Chinas getriebene Führung

MACHT Der neue Staatschef Xi Jinping tritt als Mann der Härte auf – doch die Repression erstickt die Innovation, und die braucht die Partei dringend

Kristin Shi-Kupfer

■ leitet das Forschungsfeld Gesellschaft und Medien bei merics (Mercator Institute for China Studies) in Berlin. Die promovierte Sinologin hat von 2007 bis 2011 als freie Autorin für deutsche Medien, unter anderem die taz berichtet.

Noch nie sah sich Bundeskanzlerin Angela Merkel einem so selbstbewusst auftretenden chinesischen Staats- und Parteichef gegenüber. Im Gegensatz zu seinem steifen Amtsvorgänger Hu Jintao glänzt Xi Jinping als überzeugender Macher. Er greift hart durch, um seine Vision von dem „erwachten Löwen“ Wirklichkeit werden zu lassen. Seit Monaten geht er gegen korrupte Kader vor, lässt kritische Intellektuelle wegsperren und Kriegsschiffe vietnamesische Fischerboote rammen. Selbst mit den USA scheut er die Auseinandersetzung nicht länger.

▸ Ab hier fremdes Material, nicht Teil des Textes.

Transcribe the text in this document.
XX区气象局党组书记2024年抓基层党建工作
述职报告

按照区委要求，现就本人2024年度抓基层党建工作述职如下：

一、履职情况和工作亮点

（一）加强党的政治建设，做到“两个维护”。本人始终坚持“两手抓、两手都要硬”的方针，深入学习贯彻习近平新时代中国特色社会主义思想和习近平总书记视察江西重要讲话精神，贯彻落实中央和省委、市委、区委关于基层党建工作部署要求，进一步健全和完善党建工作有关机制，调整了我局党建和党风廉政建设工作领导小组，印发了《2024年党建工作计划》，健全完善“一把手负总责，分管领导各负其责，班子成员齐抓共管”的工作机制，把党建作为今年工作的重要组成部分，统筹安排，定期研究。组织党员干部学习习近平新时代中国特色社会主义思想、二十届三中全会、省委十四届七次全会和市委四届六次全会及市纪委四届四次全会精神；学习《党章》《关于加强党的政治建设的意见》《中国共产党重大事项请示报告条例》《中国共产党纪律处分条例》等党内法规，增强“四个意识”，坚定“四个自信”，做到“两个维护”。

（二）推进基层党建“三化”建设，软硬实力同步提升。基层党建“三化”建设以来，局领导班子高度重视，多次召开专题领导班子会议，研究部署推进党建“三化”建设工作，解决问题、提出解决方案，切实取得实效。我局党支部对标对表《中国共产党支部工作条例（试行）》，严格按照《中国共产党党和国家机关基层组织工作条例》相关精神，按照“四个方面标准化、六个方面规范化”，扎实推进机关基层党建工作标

Das maßlose Militär mäßigen

Doch der selbstbewusste Schein trügt: Die chinesische Führung um Xi Jinping ist vor allem eine getriebene. Sie verstrickt sich immer mehr in die Widersprüche der eigenen Reformvorhaben und ihres komplizierten Machtgefüges: Das politische Beijing ist ein Getriebener des Militärs.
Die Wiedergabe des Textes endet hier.